Question

A straight bar of mass $15kg$ and length $2m$, at rest on a frictionless horizontal surface, receives an instantaneous impulse of $7Ns$ perpendicular to the bar. If the impulse is applied at the center of mass of the bar, the energy transferred is

$A)\text{ }1.6J$
$B)\text{ }1.9J$
$C)\text{ 3}.8J$
$D)\text{ 2}.5J$

Answer 1

This problem can be solved by using the fact that the impulse is equal to the momentum change of a body and the direct formula relating the change in momentum to the change in kinetic energy of the body.
Formula used:
$J=\Delta p$
$KE={{\dfrac{p}{2m}}^{2}}$

Complete answer:
The impulse $J$ upon a body is equal to the change in momentum $\Delta p$ of a body. That is,
$J=\Delta p$ --(1)
Also, the momentum $p$ of a body of mass $m$ is related to its kinetic energy $KE$ as
$KE={{\dfrac{p}{2m}}^{2}}$ --(2)
Now, let us analyze the question.
The mass of the bar is $m=15kg$.
The impulse given to the body is $J=7Ns$.
Therefore, let the momentum change of the rod be $\Delta p$.
Let the initial momentum and initial kinetic energy of the body just before the impulse be ${{p}_{i}}$ and $K{{E}_{i}}$ respectively.
Let the final momentum and final kinetic energy of the rod just after receiving the impulse be ${{p}_{f}}$ and $K{{E}_{f}}$ respectively.
Now, using (1), we get
$\Delta p=7Ns$ --(3)
Also, since the rod was at rest before the impulse, the initial momentum of the body is ${{p}_{i}}=0$.
Therefore, using (2), we get the corresponding initial kinetic energy as $K{{E}_{i}}=\dfrac{{{0}^{2}}}{2m}=0$. --(4)
Now,
$\Delta p={{p}_{f}}-{{p}_{i}}$
Putting (3) in the above equation, we get
$7={{p}_{f}}-0$
$\therefore {{p}_{f}}=7Ns$ --(5)
Therefore, the corresponding final kinetic energy of the rod will be
${{K}_{f}}=\dfrac{{{7}^{2}}}{2m}=\dfrac{49}{2\times 15}=\dfrac{49}{30}J$ [Using (5)] --(6)
Now, the energy transferred to the rod by the impulse will be nothing but
$\Delta KE=K{{E}_{f}}-K{{E}_{i}}$
Putting (4) and (6) in the above equation, we get
$\Delta KE=\dfrac{49}{30}-0=\dfrac{49}{30}\approx 1.6J$
Hence, the energy transferred by the impulse to the rod is $1.6J$.

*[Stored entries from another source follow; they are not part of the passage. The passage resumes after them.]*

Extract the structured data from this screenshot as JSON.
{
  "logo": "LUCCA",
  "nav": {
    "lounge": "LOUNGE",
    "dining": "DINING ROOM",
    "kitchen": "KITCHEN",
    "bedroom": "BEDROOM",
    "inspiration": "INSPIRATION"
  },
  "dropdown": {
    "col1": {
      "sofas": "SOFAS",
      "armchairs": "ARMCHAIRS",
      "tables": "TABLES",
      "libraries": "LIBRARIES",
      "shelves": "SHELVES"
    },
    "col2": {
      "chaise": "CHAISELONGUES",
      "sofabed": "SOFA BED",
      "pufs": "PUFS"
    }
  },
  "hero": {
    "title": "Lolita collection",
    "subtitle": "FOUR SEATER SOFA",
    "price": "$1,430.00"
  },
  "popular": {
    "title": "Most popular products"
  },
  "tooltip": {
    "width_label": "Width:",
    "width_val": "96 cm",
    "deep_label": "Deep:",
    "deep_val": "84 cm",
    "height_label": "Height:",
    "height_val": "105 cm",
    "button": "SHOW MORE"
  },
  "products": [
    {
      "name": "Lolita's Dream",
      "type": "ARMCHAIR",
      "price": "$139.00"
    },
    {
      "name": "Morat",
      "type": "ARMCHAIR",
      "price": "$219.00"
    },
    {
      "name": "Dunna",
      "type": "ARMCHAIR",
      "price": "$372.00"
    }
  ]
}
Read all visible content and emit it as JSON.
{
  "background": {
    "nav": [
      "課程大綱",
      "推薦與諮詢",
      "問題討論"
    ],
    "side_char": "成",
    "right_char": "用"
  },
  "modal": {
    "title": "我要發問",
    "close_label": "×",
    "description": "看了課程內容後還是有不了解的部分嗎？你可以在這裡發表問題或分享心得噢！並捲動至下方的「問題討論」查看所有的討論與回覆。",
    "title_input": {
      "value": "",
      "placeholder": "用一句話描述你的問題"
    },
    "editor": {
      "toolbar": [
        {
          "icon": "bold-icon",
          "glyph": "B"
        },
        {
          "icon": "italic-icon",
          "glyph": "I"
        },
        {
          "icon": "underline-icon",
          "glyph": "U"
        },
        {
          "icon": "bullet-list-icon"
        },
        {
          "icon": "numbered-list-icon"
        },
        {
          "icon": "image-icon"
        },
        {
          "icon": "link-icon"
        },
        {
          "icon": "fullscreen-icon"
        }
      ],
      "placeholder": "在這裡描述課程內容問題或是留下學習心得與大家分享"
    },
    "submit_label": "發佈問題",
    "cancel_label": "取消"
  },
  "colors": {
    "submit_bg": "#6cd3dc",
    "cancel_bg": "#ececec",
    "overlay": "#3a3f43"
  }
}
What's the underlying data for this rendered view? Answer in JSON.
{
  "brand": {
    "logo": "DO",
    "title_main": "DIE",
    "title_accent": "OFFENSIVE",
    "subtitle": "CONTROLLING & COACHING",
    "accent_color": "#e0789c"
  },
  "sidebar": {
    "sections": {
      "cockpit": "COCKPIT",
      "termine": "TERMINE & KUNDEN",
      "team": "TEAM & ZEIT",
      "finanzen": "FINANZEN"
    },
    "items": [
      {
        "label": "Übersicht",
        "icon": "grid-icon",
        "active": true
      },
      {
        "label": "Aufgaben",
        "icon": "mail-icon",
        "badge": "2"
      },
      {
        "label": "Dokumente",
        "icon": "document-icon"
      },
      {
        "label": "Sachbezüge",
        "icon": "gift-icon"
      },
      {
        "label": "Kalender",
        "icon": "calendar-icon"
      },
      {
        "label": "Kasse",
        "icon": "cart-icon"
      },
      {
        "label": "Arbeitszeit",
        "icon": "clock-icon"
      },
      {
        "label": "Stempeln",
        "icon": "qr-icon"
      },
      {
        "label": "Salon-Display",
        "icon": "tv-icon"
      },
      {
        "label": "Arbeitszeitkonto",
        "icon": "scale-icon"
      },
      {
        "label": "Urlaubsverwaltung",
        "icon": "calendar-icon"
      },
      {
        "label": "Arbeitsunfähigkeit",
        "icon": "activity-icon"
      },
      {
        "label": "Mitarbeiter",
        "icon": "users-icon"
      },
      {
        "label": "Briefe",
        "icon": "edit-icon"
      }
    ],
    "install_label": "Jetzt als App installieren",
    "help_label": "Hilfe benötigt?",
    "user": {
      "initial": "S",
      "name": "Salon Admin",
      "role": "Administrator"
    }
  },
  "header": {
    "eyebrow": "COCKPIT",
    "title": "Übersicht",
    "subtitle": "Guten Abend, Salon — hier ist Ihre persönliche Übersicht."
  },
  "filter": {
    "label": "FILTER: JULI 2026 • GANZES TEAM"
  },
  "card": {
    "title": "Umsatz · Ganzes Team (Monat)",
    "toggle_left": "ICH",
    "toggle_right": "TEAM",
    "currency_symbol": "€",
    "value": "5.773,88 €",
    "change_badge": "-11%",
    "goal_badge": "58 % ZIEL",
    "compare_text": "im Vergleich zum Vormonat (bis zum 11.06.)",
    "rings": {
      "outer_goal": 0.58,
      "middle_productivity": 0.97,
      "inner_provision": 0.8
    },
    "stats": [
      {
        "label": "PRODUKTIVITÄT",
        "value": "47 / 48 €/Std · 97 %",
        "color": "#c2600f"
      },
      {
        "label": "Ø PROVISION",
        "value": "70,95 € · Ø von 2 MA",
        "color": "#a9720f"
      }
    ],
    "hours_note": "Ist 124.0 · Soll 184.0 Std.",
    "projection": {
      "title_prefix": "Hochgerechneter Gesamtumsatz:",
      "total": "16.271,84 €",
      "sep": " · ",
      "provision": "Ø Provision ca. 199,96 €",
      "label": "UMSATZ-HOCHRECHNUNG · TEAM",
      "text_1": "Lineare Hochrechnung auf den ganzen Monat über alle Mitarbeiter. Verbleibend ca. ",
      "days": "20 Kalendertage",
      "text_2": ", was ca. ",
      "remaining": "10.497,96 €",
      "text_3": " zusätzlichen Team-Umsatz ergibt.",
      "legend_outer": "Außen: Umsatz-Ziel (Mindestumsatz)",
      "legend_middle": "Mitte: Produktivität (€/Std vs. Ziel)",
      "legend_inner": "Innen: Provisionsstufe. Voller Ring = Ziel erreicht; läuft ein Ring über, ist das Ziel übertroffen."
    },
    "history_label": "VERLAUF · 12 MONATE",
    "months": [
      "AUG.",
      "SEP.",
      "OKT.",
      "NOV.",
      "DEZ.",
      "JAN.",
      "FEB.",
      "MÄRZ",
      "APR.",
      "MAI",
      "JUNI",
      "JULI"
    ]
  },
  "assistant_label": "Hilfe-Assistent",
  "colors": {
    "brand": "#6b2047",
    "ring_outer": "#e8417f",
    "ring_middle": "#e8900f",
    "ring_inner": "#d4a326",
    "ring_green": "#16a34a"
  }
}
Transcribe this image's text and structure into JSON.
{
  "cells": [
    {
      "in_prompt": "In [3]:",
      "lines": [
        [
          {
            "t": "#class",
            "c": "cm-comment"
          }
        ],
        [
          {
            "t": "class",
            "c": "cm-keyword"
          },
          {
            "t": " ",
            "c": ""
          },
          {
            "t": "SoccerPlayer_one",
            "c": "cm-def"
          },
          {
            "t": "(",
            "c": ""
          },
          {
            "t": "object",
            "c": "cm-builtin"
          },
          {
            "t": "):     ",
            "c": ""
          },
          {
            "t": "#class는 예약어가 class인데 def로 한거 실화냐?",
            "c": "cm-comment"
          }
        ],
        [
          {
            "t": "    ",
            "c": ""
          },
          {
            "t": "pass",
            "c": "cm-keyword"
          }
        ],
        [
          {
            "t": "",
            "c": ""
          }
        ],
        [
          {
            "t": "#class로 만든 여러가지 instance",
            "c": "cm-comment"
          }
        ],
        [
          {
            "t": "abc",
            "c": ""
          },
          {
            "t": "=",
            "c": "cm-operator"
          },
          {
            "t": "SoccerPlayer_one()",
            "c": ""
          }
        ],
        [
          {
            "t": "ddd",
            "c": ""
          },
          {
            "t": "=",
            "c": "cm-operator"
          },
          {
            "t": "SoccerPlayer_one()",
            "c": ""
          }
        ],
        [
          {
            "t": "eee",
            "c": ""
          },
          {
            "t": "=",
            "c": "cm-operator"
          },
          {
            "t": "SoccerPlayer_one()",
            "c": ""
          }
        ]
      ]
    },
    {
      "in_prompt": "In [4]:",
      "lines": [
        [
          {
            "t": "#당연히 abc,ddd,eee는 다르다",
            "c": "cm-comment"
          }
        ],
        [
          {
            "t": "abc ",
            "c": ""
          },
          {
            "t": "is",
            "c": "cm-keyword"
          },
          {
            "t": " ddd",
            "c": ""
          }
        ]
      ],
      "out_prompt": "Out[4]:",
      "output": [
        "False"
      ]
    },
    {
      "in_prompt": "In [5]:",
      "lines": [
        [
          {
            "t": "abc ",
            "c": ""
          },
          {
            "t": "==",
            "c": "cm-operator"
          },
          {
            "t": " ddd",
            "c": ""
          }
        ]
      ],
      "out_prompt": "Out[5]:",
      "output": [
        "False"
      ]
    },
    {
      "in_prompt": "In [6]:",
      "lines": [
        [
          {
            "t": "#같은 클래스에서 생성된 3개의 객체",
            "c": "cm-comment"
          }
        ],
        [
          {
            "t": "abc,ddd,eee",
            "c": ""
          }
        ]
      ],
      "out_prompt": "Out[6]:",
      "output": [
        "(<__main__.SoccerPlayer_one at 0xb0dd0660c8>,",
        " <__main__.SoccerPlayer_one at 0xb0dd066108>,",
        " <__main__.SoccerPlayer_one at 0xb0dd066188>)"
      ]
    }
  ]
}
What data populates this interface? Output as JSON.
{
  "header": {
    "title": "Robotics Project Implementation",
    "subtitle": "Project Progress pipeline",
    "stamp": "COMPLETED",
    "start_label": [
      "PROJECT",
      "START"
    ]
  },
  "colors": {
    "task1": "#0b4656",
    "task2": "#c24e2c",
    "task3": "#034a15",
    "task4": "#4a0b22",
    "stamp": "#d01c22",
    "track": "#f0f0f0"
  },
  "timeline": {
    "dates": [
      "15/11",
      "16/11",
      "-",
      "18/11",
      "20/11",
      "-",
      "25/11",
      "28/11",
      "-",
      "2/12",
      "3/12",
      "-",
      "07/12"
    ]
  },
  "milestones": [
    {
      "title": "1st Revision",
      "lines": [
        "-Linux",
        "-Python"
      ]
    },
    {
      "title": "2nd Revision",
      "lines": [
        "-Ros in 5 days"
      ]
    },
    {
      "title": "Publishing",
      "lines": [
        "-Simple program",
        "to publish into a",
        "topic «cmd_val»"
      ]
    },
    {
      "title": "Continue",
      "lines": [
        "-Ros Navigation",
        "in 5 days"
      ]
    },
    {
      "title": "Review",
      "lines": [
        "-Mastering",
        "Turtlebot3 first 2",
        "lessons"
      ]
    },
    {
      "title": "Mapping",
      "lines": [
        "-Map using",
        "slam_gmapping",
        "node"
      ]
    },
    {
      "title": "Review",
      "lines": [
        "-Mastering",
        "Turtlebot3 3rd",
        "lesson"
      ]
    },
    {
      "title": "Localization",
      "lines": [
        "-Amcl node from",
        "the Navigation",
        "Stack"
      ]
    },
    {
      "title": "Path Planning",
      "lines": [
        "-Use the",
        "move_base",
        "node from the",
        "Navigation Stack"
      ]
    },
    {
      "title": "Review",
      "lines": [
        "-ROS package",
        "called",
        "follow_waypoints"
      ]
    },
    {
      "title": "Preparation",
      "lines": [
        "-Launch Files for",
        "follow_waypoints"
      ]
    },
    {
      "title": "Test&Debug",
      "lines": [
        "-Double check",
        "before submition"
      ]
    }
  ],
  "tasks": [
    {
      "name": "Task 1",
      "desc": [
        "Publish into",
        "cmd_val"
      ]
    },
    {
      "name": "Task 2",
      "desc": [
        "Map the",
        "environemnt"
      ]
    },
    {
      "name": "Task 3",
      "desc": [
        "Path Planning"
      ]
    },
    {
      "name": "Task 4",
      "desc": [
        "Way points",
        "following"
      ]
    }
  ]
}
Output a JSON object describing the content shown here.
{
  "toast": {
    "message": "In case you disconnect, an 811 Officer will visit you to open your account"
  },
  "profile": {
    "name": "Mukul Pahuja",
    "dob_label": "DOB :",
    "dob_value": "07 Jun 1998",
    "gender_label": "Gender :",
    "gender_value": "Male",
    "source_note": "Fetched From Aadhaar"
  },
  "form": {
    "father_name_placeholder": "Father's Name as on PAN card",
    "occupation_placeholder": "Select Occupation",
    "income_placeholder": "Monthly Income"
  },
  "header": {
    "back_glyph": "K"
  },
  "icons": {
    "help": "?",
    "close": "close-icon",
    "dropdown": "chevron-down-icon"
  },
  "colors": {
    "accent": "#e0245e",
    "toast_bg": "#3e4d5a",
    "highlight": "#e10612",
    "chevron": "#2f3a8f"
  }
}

Therefore, the correct option is $A)\text{ }1.6J$.

Note:
Students must note that impulse is nothing but the product of the force on a body and the time for which the force acts on the body. Impulse is usually the product of a large force and a small time period, that is, when a large force acts on a body for a small time (such as a cricket ball getting hit with a bat). Since, the force can be defined as the ratio of the momentum change of a body to the time in which the momentum changes, following that definition, the momentum change becomes equal to the product of the force and the time and hence, equal to the impulse on the body.